Его голос звучал глухо и неестественно. Было ли то следствием плохой акустики или же он менял голос, чтобы остаться неузнанным?
Он произнес всего несколько слов, и тем не менее мне показалось, что я слышал уже этот голос — не тон, не тембр, а манера произношения навела меня на эту мысль.
— Ты Жут? — спросил я.
— Да, — медленно ответил он.
— Передаю тебе привет.
— От кого?
— Сперва от Усты в Стамбуле.
— Его же нет в живых!
— Что ты говоришь?
— Он мертв. Его сбросили с галереи башни в Галате.
— Шайтан! — вырвалось у Омара, который его и сбросил.
Откуда Жут это знал? Ни один гонец не мог бы промчаться так быстро, как мы.
— Ты разве еще не знаешь об этом? — спросил он.
— Я знаю это, — ответил я.
— И тем не менее ты передаешь мне привет от него, привет от мертвеца?
— А ты не думаешь, что он мог передать его мне перед своей смертью?
— Может быть. Но кара найдет его убийцу, и да умрет он медленно и жалко, снедаемый голодом и жаждой. Тебе есть что передать от других людей?
— Да, от Деселима из Исмилана.
— Но и он мертв. Ему пробили затылок и украли его копчу. Его убийцу ждет та же участь, что и убийцу Усты. Дальше!
— Дальше я передаю тебе приветствия от старого Мубарека и обоих аладжи.
— Эти трое сами уже почтили меня приветствием. Выслушивать привет от тебя нет надобности.
— Ах! Они здесь?
— Да, они здесь. А знаешь ли ты, кто я?
— Жут?
— Нет, я не Жут; его ты никогда не увидишь. И вообще ты никогда ничего больше не увидишь. Я…

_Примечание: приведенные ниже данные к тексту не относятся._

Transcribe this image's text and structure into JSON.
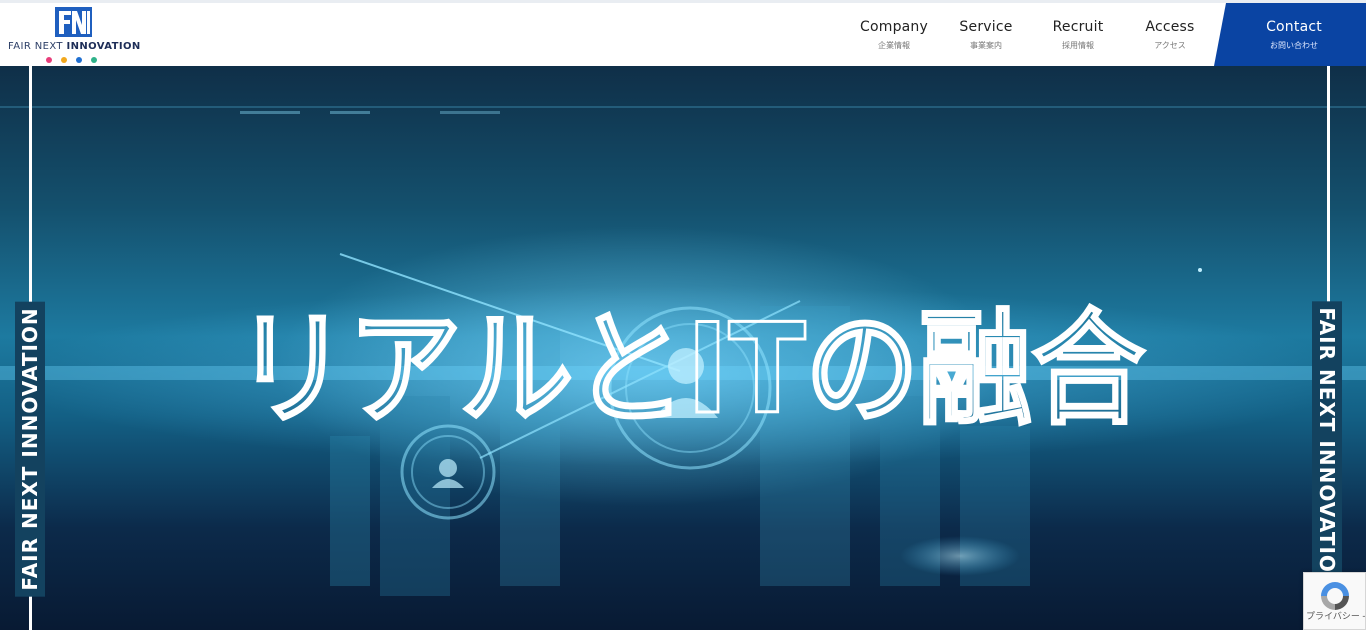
{
  "logo": {
    "mark": "FNI",
    "text_regular": "FAIR NEXT ",
    "text_bold": "INNOVATION",
    "dot_colors": [
      "#e83d7a",
      "#f2a81d",
      "#1f6fd1",
      "#2fb28a"
    ]
  },
  "nav": {
    "items": [
      {
        "en": "Company",
        "jp": "企業情報"
      },
      {
        "en": "Service",
        "jp": "事業案内"
      },
      {
        "en": "Recruit",
        "jp": "採用情報"
      },
      {
        "en": "Access",
        "jp": "アクセス"
      }
    ],
    "contact": {
      "en": "Contact",
      "jp": "お問い合わせ"
    }
  },
  "hero": {
    "headline": "リアルとITの融合",
    "side_label": "FAIR NEXT INNOVATION"
  },
  "recaptcha": {
    "text": "プライバシー - 利用規約"
  },
  "colors": {
    "brand": "#0a44a3",
    "hero_accent": "#4fc3f7"
  }
}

Позади нас раздался громкий удар. Мясник исчез, захлопнув за собой дверь. Мы услышали, как он задвинул снаружи тяжелый засов.
Фонарь погас.
— Я… и есть старый Мубарек, — прозвучало где-то над нами. — Вы останетесь здесь, чтобы издохнуть от голода и жажды, заживо пожирая друг друга!
Его слова сопровождал глумливый смех; мы увидели над собой неясный свет; он исходил из какого-то проема. Увидели двойную веревку; она обвивала фигуру черного человека, которого вытаскивали сквозь этот проем. Затем хлопнула крышка, окно закрылось, и мы погрузились в непроницаемую тьму.
Все произошло так быстро, что мы не могли ничему помешать. Если бы я не сидел в паланкине с больной ногой, то, может быть, этим негодяям не удалось бы так легко запереть нас в этой ловушке.